An Operations Manual for Life

Video Clip

In this video, this video, learn about Peter Thomas’ LifePilot program, and how the proceeds from this enterprise contribute to an understanding of mental illness.

View

Thomas appears to have led a charmed life, but it hasn’t all been easy. Thomas lost his son, Todd, an artist, in 2000 to suicide.

“Up to that point, I had a blessed life,” he says. “There was nothing I encountered I couldn’t get over. So I decided I would honor and celebrate Todd’s life.”

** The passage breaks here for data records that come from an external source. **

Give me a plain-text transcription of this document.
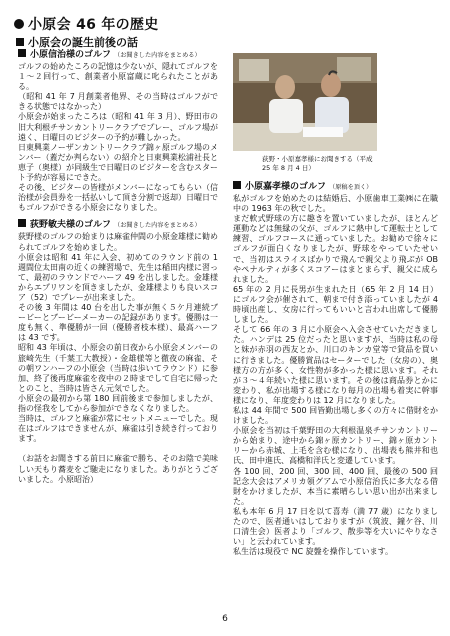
小原会 46 年の歴史
小原会の誕生前後の話
小原信治様のゴルフ （お聞きした内容をまとめる）

ゴルフの始めたころの記憶は少ないが、隠れてゴルフを１～２回行って、創業者小原富蔵に叱られたことがある。

（昭和 41 年 7 月創業者他界、その当時はゴルフができる状態ではなかった）

小原会が始まったころは（昭和 41 年 3 月）、野田市の旧大利根チサンカントリークラブでプレー、ゴルフ場が遠く、日曜日のビジターの予約が難しかった。

日東興業ノーザンカントリークラブ錦ヶ原ゴルフ場のメンバー（蓋だか判らない）の紹介と日東興業松浦社長と恵子（奥様）が同級生で日曜日のビジターを含むスタート予約が容易にできた。

その後、ビジターの皆様がメンバーになってもらい（信治様が会員券を一括払いして頂き分割で返却）日曜日でもゴルフができる小原会になりました。

荻野敏夫様のゴルフ （お聞きした内容をまとめる）

荻野様のゴルフの始まりは麻雀仲間の小原金雄様に勧められてゴルフを始めました。

小原会は昭和 41 年に入会、初めてのラウンド前の 1 週間位太田南の近くの練習場で、先生は稲田内様に習って、最初のラウンドでハーフ 49 を出しました。金雄様からエプリワンを頂きましたが、金雄様よりも良いスコア（52）でプレーが出来ました。

その後 3 年間は 40 台を出した事が無く５ケ月連続ブービーとブービーメーカーの記録があります。優勝は一度も無く、準優勝が一回（優勝者枝本様）、最高ハーフは 43 です。

昭和 43 年頃は、小原会の前日夜から小原会メンバーの旅崎先生（千葉工大教授）・金雄様等と徹夜の麻雀、その朝ワンハーフの小原会（当時は歩いてラウンド）に参加、終了後再度麻雀を夜中の２時までして自宅に帰ったとのこと、当時は皆さん元気でした。

小原会の最初から第 180 回前後まで参加しましたが、指の怪我をしてから参加ができなくなりました。

当時は、ゴルフと麻雀が常にセットメニューでした。現在はゴルフはできませんが、麻雀は引き続き行っております。

（お話をお聞きする前日に麻雀で勝ち、そのお陰で美味しい天もり蕎麦をご馳走になりました。ありがとうございました。小原昭治）

荻野・小原嘉孝様にお聞きする（平成
25 年 8 月 4 日）
小原嘉孝様のゴルフ （原稿を頂く）

私がゴルフを始めたのは結婚后、小原歯車工業㈱に在職中の 1963 年の秋でした。

まだ軟式野球の方に趣きを置いていましたが、ほとんど運動などは無縁の父が、ゴルフに熱中して運転士として練習、ゴルフコースに通っていました。お勧めで徐々にゴルフが面白くなりましたが、野球をやっていたせいで、当初はスライスばかりで飛んで親父より飛ぶが OB やペナルティが多くスコアーはまとまらず、親父に成られました。

65 年の 2 月に長男が生まれた日（65 年 2 月 14 日）にゴルフ会が催されて、朝まで付き添っていましたが 4 時頃出産し、女房に行ってもいいと言われ出席して優勝しました。

そして 66 年の 3 月に小原会へ入会させていただきました。ハンデは 25 位だったと思いますが、当時は私の母と妹が赤羽の西友とか、川口のキンカ堂等で貸品を買いに行きました。優勝賞品はセーターでした（女房の）、奥様方の方が多く、女性物が多かった様に思います。それが３～４年続いた様に思います。その後は商品券とかに変わり、私が出場する様になり毎月の出場も着実に幹事様になり、年度変わりは 12 月になりました。

私は 44 年間で 500 回皆勤出場し多くの方々に借財をかけました。

小原会を当初は千葉野田の大利根温泉チサンカントリーから始まり、途中から錦ヶ原カントリー、錦ヶ原カントリーから赤城、上毛を含む様になり、出場表も熊井和也氏、田中進氏、高橋和洋氏と変遷しています。

各 100 回、200 回、300 回、400 回、最後の 500 回記念大会はアメリカ領グアムで小原信治氏に多大なる借財をかけましたが、本当に素晴らしい思い出が出来ました。

私も本年 6 月 17 日を以て喜寿（満 77 歳）になりましたので、医者通いはしておりますが（筑波、鐘ケ谷、川口清生会）医者より「ゴルフ、散歩等を大いにやりなさい」と云われています。

私生活は現役で NC 旋盤を操作しています。

6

In December 2001, Thomas donated $1 million for a crisis-response unit for mental health at Royal Jubilee Hospital in Victoria. The Todd Thomas Foundation, based in the U.S., focuses on mental health issues. The Canadian Thomas Foundation targets more child-related programs.

Funds for these and other philanthropic activities come from Thomas’s most recent entrepreneurial endeavor, a program called LifePilot that introduces participants to the values-based goal setting strategies that have guided his own life. In effect, LifePilot adapts the mentoring model to help others create what Thomas describes as “an operations manual for your life.”

Being a mentor, says Thomas, is “not unlike watching your children grow. There’s nothing better than knowing that the advice you gave helped someone on the road to success.”